MD simulation of HSP72-NBD was performed with GROMOS54a7 force field [45] by Gromacs v.5.1.4 [46]. The HSP72-NBD was placed in a cubic box, solvated with the simple point charge water (SPC) [47] and neutralized with NaCl. The energy minimization was performed with steepest descent with tolerance of 10 kJ/mol. The first step of equilibration was performed in the NVT ensemble for 100 ps. The system was coupled to the V-rescale thermostat [48] at 298 K. All bonds were constrained with LINCS algorithm [49], the cutoff for short-range non-bonded interactions was set 1.4 nm and long-range electrostatics was calculated using the Particle Mesh Ewald (PME) algorithm [50]. The second step of equilibration was performed in the NPT ensemble for 100 ps.

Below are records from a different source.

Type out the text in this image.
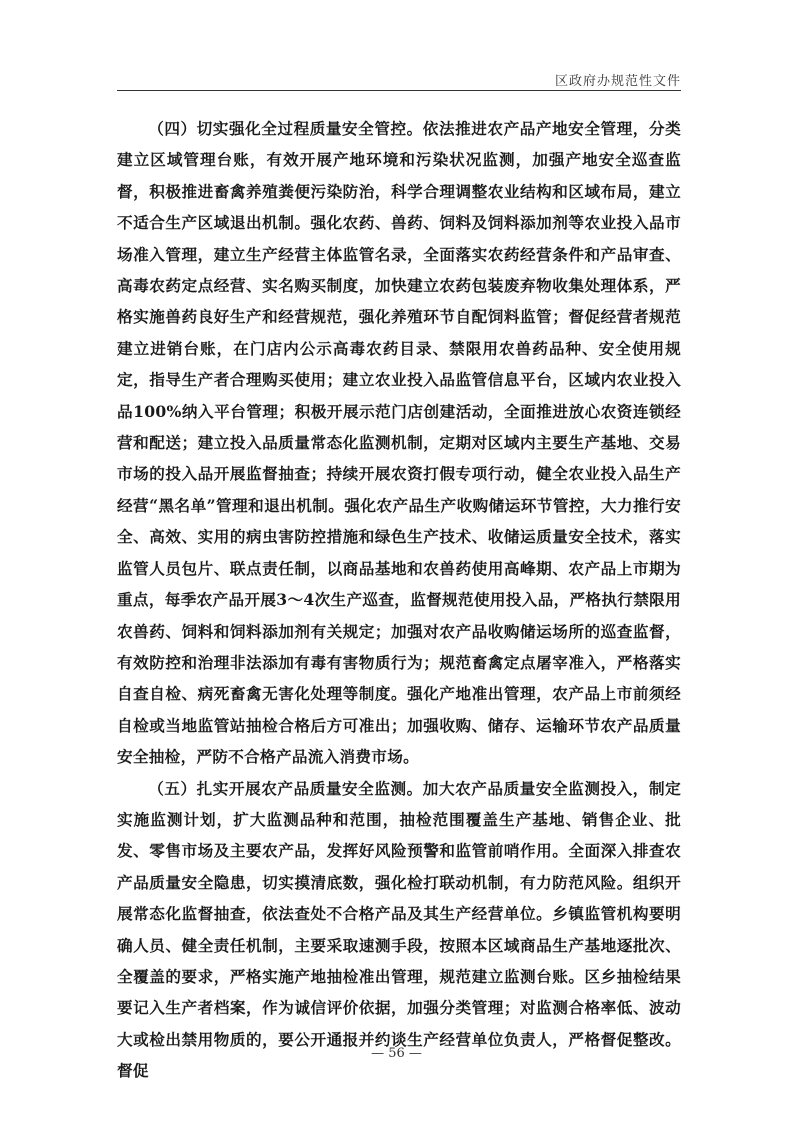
区政府办规范性文件

（四）切实强化全过程质量安全管控。依法推进农产品产地安全管理，分类建立区域管理台账，有效开展产地环境和污染状况监测，加强产地安全巡查监督，积极推进畜禽养殖粪便污染防治，科学合理调整农业结构和区域布局，建立不适合生产区域退出机制。强化农药、兽药、饲料及饲料添加剂等农业投入品市场准入管理，建立生产经营主体监管名录，全面落实农药经营条件和产品审查、高毒农药定点经营、实名购买制度，加快建立农药包装废弃物收集处理体系，严格实施兽药良好生产和经营规范，强化养殖环节自配饲料监管；督促经营者规范建立进销台账，在门店内公示高毒农药目录、禁限用农兽药品种、安全使用规定，指导生产者合理购买使用；建立农业投入品监管信息平台，区域内农业投入品100%纳入平台管理；积极开展示范门店创建活动，全面推进放心农资连锁经营和配送；建立投入品质量常态化监测机制，定期对区域内主要生产基地、交易市场的投入品开展监督抽查；持续开展农资打假专项行动，健全农业投入品生产经营“黑名单”管理和退出机制。强化农产品生产收购储运环节管控，大力推行安全、高效、实用的病虫害防控措施和绿色生产技术、收储运质量安全技术，落实监管人员包片、联点责任制，以商品基地和农兽药使用高峰期、农产品上市期为重点，每季农产品开展3～4次生产巡查，监督规范使用投入品，严格执行禁限用农兽药、饲料和饲料添加剂有关规定；加强对农产品收购储运场所的巡查监督，有效防控和治理非法添加有毒有害物质行为；规范畜禽定点屠宰准入，严格落实自查自检、病死畜禽无害化处理等制度。强化产地准出管理，农产品上市前须经自检或当地监管站抽检合格后方可准出；加强收购、储存、运输环节农产品质量安全抽检，严防不合格产品流入消费市场。

（五）扎实开展农产品质量安全监测。加大农产品质量安全监测投入，制定实施监测计划，扩大监测品种和范围，抽检范围覆盖生产基地、销售企业、批发、零售市场及主要农产品，发挥好风险预警和监管前哨作用。全面深入排查农产品质量安全隐患，切实摸清底数，强化检打联动机制，有力防范风险。组织开展常态化监督抽查，依法查处不合格产品及其生产经营单位。乡镇监管机构要明确人员、健全责任机制，主要采取速测手段，按照本区域商品生产基地逐批次、全覆盖的要求，严格实施产地抽检准出管理，规范建立监测台账。区乡抽检结果要记入生产者档案，作为诚信评价依据，加强分类管理；对监测合格率低、波动大或检出禁用物质的，要公开通报并约谈生产经营单位负责人，严格督促整改。督促

— 56 —
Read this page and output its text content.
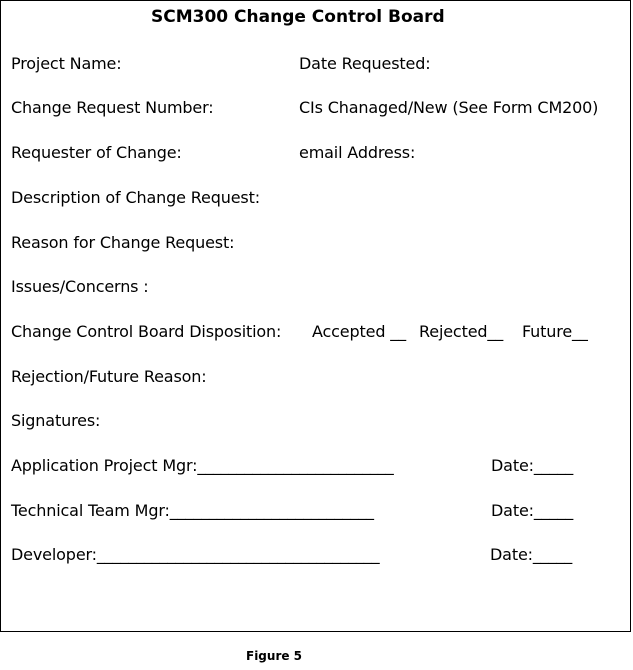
SCM300 Change Control Board
Project Name:	Date Requested:
Change Request Number:	CIs Chanaged/New (See Form CM200)
Requester of Change:	email Address:
Description of Change Request:
Reason for Change Request:
Issues/Concerns :
Change Control Board Disposition: Accepted __ Rejected__ Future__
Rejection/Future Reason:
Signatures:
Application Project Mgr:_________________________	Date:_____
Technical Team Mgr:__________________________	Date:_____
Developer:____________________________________	Date:_____
Figure 5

The system was coupled to Parrinello-Raman barostat [51] to isotropically regulate the pressure. For data collection, the restraints were turned off and the system was simulated along 50 ns with steps of 2 fs.

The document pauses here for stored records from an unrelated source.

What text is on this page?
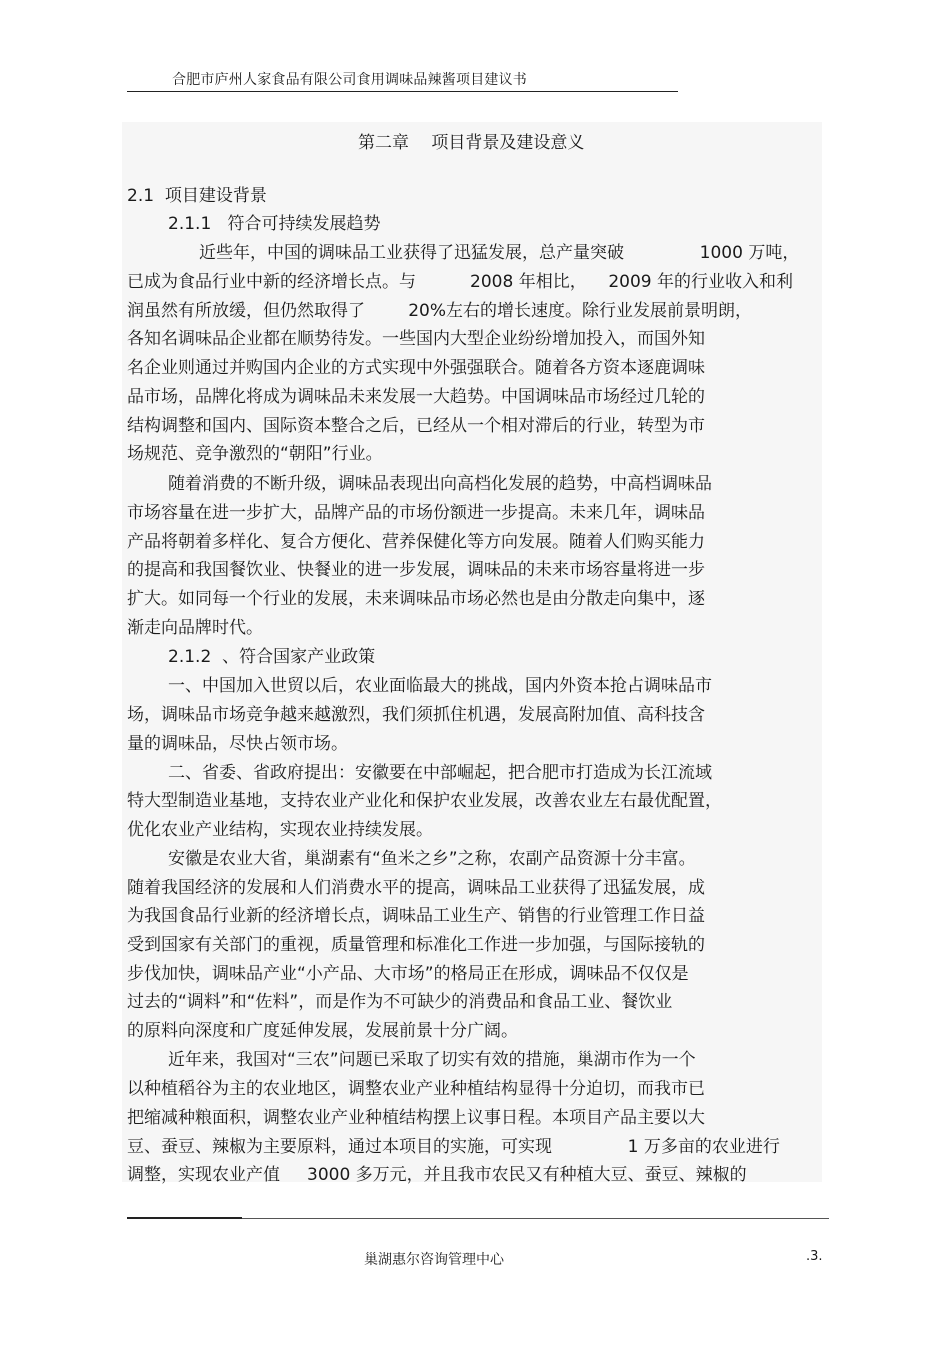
合肥市庐州人家食品有限公司食用调味品辣酱项目建议书
第二章　 项目背景及建设意义
2.1  项目建设背景
2.1.1   符合可持续发展趋势
近些年，中国的调味品工业获得了迅猛发展，总产量突破              1000 万吨，
已成为食品行业中新的经济增长点。与          2008 年相比，    2009 年的行业收入和利
润虽然有所放缓，但仍然取得了        20%左右的增长速度。除行业发展前景明朗，
各知名调味品企业都在顺势待发。一些国内大型企业纷纷增加投入，而国外知
名企业则通过并购国内企业的方式实现中外强强联合。随着各方资本逐鹿调味
品市场，品牌化将成为调味品未来发展一大趋势。中国调味品市场经过几轮的
结构调整和国内、国际资本整合之后，已经从一个相对滞后的行业，转型为市
场规范、竞争激烈的“朝阳”行业。
随着消费的不断升级，调味品表现出向高档化发展的趋势，中高档调味品
市场容量在进一步扩大，品牌产品的市场份额进一步提高。未来几年，调味品
产品将朝着多样化、复合方便化、营养保健化等方向发展。随着人们购买能力
的提高和我国餐饮业、快餐业的进一步发展，调味品的未来市场容量将进一步
扩大。如同每一个行业的发展，未来调味品市场必然也是由分散走向集中，逐
渐走向品牌时代。
2.1.2  、符合国家产业政策
一、中国加入世贸以后，农业面临最大的挑战，国内外资本抢占调味品市
场，调味品市场竞争越来越激烈，我们须抓住机遇，发展高附加值、高科技含
量的调味品，尽快占领市场。
二、省委、省政府提出：安徽要在中部崛起，把合肥市打造成为长江流域
特大型制造业基地，支持农业产业化和保护农业发展，改善农业左右最优配置，
优化农业产业结构，实现农业持续发展。
安徽是农业大省，巢湖素有“鱼米之乡”之称，农副产品资源十分丰富。
随着我国经济的发展和人们消费水平的提高，调味品工业获得了迅猛发展，成
为我国食品行业新的经济增长点，调味品工业生产、销售的行业管理工作日益
受到国家有关部门的重视，质量管理和标准化工作进一步加强，与国际接轨的
步伐加快，调味品产业“小产品、大市场”的格局正在形成，调味品不仅仅是
过去的“调料”和“佐料”，而是作为不可缺少的消费品和食品工业、餐饮业
的原料向深度和广度延伸发展，发展前景十分广阔。
近年来，我国对“三农”问题已采取了切实有效的措施，巢湖市作为一个
以种植稻谷为主的农业地区，调整农业产业种植结构显得十分迫切，而我市已
把缩减种粮面积，调整农业产业种植结构摆上议事日程。本项目产品主要以大
豆、蚕豆、辣椒为主要原料，通过本项目的实施，可实现              1 万多亩的农业进行
调整，实现农业产值     3000 多万元，并且我市农民又有种植大豆、蚕豆、辣椒的
巢湖惠尔咨询管理中心	.3.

The same protocol of energy minimization and equilibration was followed for the simulations of 1-HSP72-NBD complex. The topology of 1 was calculated by ATB webserver [52]. The pulling simulation was performed without restraints to allow the protein conformational changes. 1 was pulled away from HSP72-NBD pocket in Z direction over 3 ns, using a spring constant of 700 kJ/mol⁻¹nm⁻² and a pull rate of 2 nm/ns. The distance between the carbon atoms at C-2 of the thiazole moiety of 1 and β-carbon of D234 (Figure 7) was used as the reaction coordinate (ξ). The secondary structures along the pulling simulation were calculated by VMD [53]. The hydrogen bond number was calculated with gmx hbond using cutoff radius and angle as 0.35 nm and 30 degrees, respectively. For umbrella sampling, 17 frames from the pulling simulation were extracted and then every frame was subjected to 10 ns of molecular dynamics. The PMF along the reaction coordinate was calculated with gmx wham [54].

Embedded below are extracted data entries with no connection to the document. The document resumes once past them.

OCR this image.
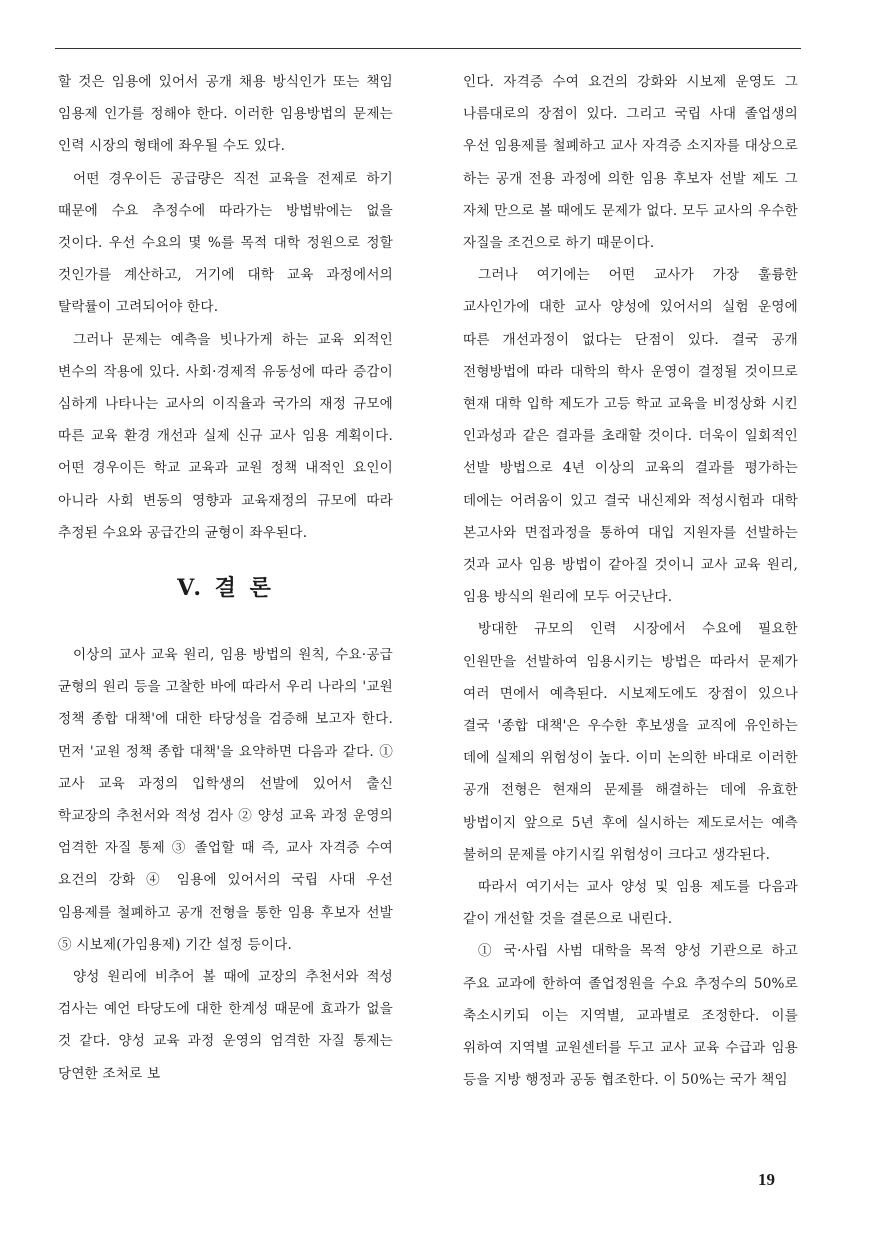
할 것은 임용에 있어서 공개 채용 방식인가 또는 책임 임용제 인가를 정해야 한다. 이러한 임용방법의 문제는 인력 시장의 형태에 좌우될 수도 있다.

어떤 경우이든 공급량은 직전 교육을 전제로 하기 때문에 수요 추정수에 따라가는 방법밖에는 없을 것이다. 우선 수요의 몇 %를 목적 대학 정원으로 정할 것인가를 계산하고, 거기에 대학 교육 과정에서의 탈락률이 고려되어야 한다.

그러나 문제는 예측을 빗나가게 하는 교육 외적인 변수의 작용에 있다. 사회·경제적 유동성에 따라 증감이 심하게 나타나는 교사의 이직율과 국가의 재정 규모에 따른 교육 환경 개선과 실제 신규 교사 임용 계획이다. 어떤 경우이든 학교 교육과 교원 정책 내적인 요인이 아니라 사회 변동의 영향과 교육재정의 규모에 따라 추정된 수요와 공급간의 균형이 좌우된다.

V. 결 론

이상의 교사 교육 원리, 임용 방법의 원칙, 수요·공급 균형의 원리 등을 고찰한 바에 따라서 우리 나라의 '교원 정책 종합 대책'에 대한 타당성을 검증해 보고자 한다. 먼저 '교원 정책 종합 대책'을 요약하면 다음과 같다. ① 교사 교육 과정의 입학생의 선발에 있어서 출신 학교장의 추천서와 적성 검사 ② 양성 교육 과정 운영의 엄격한 자질 통제 ③ 졸업할 때 즉, 교사 자격증 수여 요건의 강화 ④ 임용에 있어서의 국립 사대 우선 임용제를 철폐하고 공개 전형을 통한 임용 후보자 선발 ⑤ 시보제(가임용제) 기간 설정 등이다.

양성 원리에 비추어 볼 때에 교장의 추천서와 적성 검사는 예언 타당도에 대한 한계성 때문에 효과가 없을 것 같다. 양성 교육 과정 운영의 엄격한 자질 통제는 당연한 조처로 보

인다. 자격증 수여 요건의 강화와 시보제 운영도 그 나름대로의 장점이 있다. 그리고 국립 사대 졸업생의 우선 임용제를 철폐하고 교사 자격증 소지자를 대상으로 하는 공개 전용 과정에 의한 임용 후보자 선발 제도 그 자체 만으로 볼 때에도 문제가 없다. 모두 교사의 우수한 자질을 조건으로 하기 때문이다.

그러나 여기에는 어떤 교사가 가장 훌륭한 교사인가에 대한 교사 양성에 있어서의 실험 운영에 따른 개선과정이 없다는 단점이 있다. 결국 공개 전형방법에 따라 대학의 학사 운영이 결정될 것이므로 현재 대학 입학 제도가 고등 학교 교육을 비정상화 시킨 인과성과 같은 결과를 초래할 것이다. 더욱이 일회적인 선발 방법으로 4년 이상의 교육의 결과를 평가하는 데에는 어려움이 있고 결국 내신제와 적성시험과 대학 본고사와 면접과정을 통하여 대입 지원자를 선발하는 것과 교사 임용 방법이 같아질 것이니 교사 교육 원리, 임용 방식의 원리에 모두 어긋난다.

방대한 규모의 인력 시장에서 수요에 필요한 인원만을 선발하여 임용시키는 방법은 따라서 문제가 여러 면에서 예측된다. 시보제도에도 장점이 있으나 결국 '종합 대책'은 우수한 후보생을 교직에 유인하는 데에 실제의 위험성이 높다. 이미 논의한 바대로 이러한 공개 전형은 현재의 문제를 해결하는 데에 유효한 방법이지 앞으로 5년 후에 실시하는 제도로서는 예측 불허의 문제를 야기시킬 위험성이 크다고 생각된다.

따라서 여기서는 교사 양성 및 임용 제도를 다음과 같이 개선할 것을 결론으로 내린다.

① 국·사립 사범 대학을 목적 양성 기관으로 하고 주요 교과에 한하여 졸업정원을 수요 추정수의 50%로 축소시키되 이는 지역별, 교과별로 조정한다. 이를 위하여 지역별 교원센터를 두고 교사 교육 수급과 임용 등을 지방 행정과 공동 협조한다. 이 50%는 국가 책임

19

4.5. Docking and Virtual Screening Experiments

The compounds were docked to the fragment-bound (1) HSP72-NBD PDB structure (PDB ID: 7Q4R). The Scigress version FJ 2.6 program (Scigress Explorer Ultra Version 2.6. Fujitsu Limited: 2000–2007) was used to prepare the crystal structure for docking, i.e., hydrogen atoms were added, the crystallised ligand 1 was removed as well as crystallographic water molecules. The center of the binding pocket was defined as the position of the nitrogen atom in the thiazole moiety of 1 (x = −23.075, y = 10.028, z = −15.986) with a pocket radius of 10 Å. For the initial screen 30% search efficiency was used (virtual screen) with 10 generic algorithm (GA) runs per compound. For the second phase 100% efficiency was used in conjunction with 50 docking runs. The GoldScore (GS) [16], ChemScore (CS) [17,18] improved Piecewise Linear Potential (ChemPLP) [19] and Astex Statistical Potential (ASP) [20] scoring functions were implemented to validate the predicted binding modes and relative energies of the ligands using the GOLD v5.2 software suite. The virtual high throughput screen was conducted with the ChemBridge Diversity Library [55]. The QikProp 3.2 software package (QikProp version 3.2: Schrödinger, New York, NY, USA, 2009) was used to calculate the molecular descriptors of the molecules. The reliability of this approach is established for the calculated descriptors [56]. The Known Drug Indexes (KDIs) were calculated from the molecular descriptors as described by Eurtivong and Reynisson [15].